Doch der Oktober 2022 ändert alles. Nach der Ermordung von Mahsa Amini will Shiva Arbabi ihr Heimatland nicht mehr meiden, sondern sich damit auseinandersetzen. «Ich bin seit Monaten nur auf Instagram und poste ausschliesslich Storys zu den Vorkommnissen im Iran. Ich bin auf Social Media noch nie so aktiv gewesen wie jetzt.» Gerade in bewegten Zeiten, in denen Negativ-Schlagzeilen schnell von anderen News abgelöst würden, sei es umso wichtiger, sich unablässig für sein Anliegen einzusetzen. «Wir müssen die Stimme dieser Bewegung sein. Wir dürfen nicht aufhören, darüber zu berichten, es geht schliesslich um Menschenrechte», erklärt die Journalistin, die sich im Zusammenhang mit den Protesten im Iran auch härtere und gezieltere Sanktionen der westlichen Regierungen wünscht.

«Es ist wichtig, dass die Milliarden im Ausland der Islamischen Republik endlich eingefroren werden und dass die iranische Revolutionsgarde und die Milizeinheit Basij als Terrororganisationen eingestuft werden. Denn Iran ist aktuell das Land mit den meisten Exekutionen weltweit. Alle sechs Stunden wird jemand hingerichtet. Es ist eine Tragödie.» Dennoch gehe es jetzt aber auch darum, zu demonstrieren, dass man vor dem Schreckensregime keine Angst habe. «Jeder, der sich für die Revolution im Iran einsetzt, wird von der Regierung auf eine schwarze Liste gesetzt und kann nicht mehr in das Land einreisen. Aber das darf uns nicht abschrecken», sagt sie. «Die Frauen im Iran gehen trotz Todesdrohungen auf die Strasse, was mich unglaublich stolz macht. Ihr Mut macht auch mir Mut. Die erste feministische Revolution der Welt hat erst angefangen!»

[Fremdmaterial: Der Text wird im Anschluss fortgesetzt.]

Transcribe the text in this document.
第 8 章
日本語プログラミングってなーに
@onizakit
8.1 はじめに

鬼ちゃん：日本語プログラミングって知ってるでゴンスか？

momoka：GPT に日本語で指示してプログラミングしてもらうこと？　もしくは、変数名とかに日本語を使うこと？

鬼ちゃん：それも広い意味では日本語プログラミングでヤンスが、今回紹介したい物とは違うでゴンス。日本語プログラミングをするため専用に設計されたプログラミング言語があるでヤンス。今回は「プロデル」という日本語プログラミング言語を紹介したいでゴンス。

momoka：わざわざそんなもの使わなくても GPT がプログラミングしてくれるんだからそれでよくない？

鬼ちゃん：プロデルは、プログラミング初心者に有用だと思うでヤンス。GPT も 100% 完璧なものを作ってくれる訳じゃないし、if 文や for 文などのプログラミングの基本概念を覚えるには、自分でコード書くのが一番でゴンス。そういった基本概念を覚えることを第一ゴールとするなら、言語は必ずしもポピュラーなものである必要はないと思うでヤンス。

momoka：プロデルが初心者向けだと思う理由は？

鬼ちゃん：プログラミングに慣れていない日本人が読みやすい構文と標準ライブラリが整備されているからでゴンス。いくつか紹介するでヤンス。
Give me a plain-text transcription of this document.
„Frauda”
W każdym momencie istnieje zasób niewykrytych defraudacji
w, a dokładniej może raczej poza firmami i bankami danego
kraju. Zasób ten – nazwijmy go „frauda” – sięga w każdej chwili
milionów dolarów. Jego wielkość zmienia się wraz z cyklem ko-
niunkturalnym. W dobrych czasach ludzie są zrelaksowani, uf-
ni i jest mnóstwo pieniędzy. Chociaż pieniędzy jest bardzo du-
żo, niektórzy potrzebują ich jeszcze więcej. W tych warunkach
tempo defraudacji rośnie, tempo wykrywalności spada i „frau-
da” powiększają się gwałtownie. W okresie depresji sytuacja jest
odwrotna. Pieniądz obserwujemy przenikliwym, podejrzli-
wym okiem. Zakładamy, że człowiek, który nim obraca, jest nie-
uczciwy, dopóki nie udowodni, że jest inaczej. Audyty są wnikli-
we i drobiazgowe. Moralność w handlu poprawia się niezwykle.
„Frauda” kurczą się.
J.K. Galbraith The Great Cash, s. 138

Auch Shiva Arbabis Einsatz für die iranische Protestaktion ist noch lange nicht zu Ende. In den nächsten Wochen ist eine Remix-Version des Protestsongs «Frau, Leben, Freiheit» geplant. Die Journalistin arbeitet zudem mit dem Organisationskomitee von Free Iran Switzerland zusammen und moderiert diverse Kundgebungen. «Solange diese Revolution andauern wird, solange bin ich täglich als Aktivistin tätig», sagt Arbabi. «Mein Traum ist es, dass der Iran durch diese Protestaktion befreit wird und ich endlich die freien Männer und Frauen in meinem Heimatland besuchen kann.»